Customer focused companies have one common thread, you guessed it, they look at the world from the “outside in”; from the customers point of view. When formed, companies traditionally look at the world from the “inside out”. They need to develop the product or service that they will bring to market so they need to focus on how to design and operationalize the business. But the really forward thinking companies, design with the customer in mind. But the big question is: how do we transform to a customer company?
For those companies that started from an “inside out” focus, a transformation is clearly in order to participate fully in today’s globally connected marketplace. Nowhere was this theme more evident than at the recent Customer Company Tour hosted by Salesforce.com at the ExCel Centre in London. The focus was clearly on how to market, sell and service customers in a connected world. But attention was also given to how you transform the way your employees work by empowering and enabling them to serve your customers, a really key point.
The goal of being connected to your customers in today’s world is a given but is it enough? We form opinions on how influential a connected customer is by the reach they have in the market. For instance, a lot of attention gets placed on the number of Facebook friends one has or the number of Twitter followers or the number of connections in LinkedIn. Don’t get me wrong, these things are interesting data points but I go back to the age-old question: is it about quantity or quality? Which brings me to my next point: connection should ultimately lead to engagement.

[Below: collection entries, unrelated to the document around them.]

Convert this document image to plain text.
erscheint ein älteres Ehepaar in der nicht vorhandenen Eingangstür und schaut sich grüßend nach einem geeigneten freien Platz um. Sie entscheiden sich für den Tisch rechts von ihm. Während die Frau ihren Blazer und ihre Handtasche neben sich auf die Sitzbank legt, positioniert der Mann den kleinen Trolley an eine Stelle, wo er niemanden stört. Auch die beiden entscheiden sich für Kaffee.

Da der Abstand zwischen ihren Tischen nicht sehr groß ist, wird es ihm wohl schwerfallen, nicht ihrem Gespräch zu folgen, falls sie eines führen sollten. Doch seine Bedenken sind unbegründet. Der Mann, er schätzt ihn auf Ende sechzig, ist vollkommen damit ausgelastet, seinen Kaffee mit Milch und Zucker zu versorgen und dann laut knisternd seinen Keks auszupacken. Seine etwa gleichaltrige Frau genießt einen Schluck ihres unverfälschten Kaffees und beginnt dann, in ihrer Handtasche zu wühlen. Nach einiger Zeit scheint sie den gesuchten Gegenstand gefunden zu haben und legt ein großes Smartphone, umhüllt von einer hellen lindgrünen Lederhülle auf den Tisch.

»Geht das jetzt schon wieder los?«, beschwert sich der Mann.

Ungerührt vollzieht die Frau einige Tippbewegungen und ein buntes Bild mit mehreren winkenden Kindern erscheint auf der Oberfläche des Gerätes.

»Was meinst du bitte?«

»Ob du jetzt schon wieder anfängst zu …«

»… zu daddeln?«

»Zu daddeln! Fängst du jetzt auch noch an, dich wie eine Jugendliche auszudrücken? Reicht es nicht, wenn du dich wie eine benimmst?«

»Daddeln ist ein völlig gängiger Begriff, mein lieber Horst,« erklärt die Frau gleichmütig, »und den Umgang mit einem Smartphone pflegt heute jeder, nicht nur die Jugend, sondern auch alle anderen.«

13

I believe that it isn’t enough just to be connected, you must engage and be engaging to be a true customer company. It’s about listening, adapting, engaging and improving the relationship. I don’t know about you, but I’ve been connected to a lot of companies. Being connected did not necessarily improve the relationship, it wasn’t until they engaged in a personalized, contextual and relevant way that it improved my experience with the brand. For me this is what distinguishes a customer company. What say you?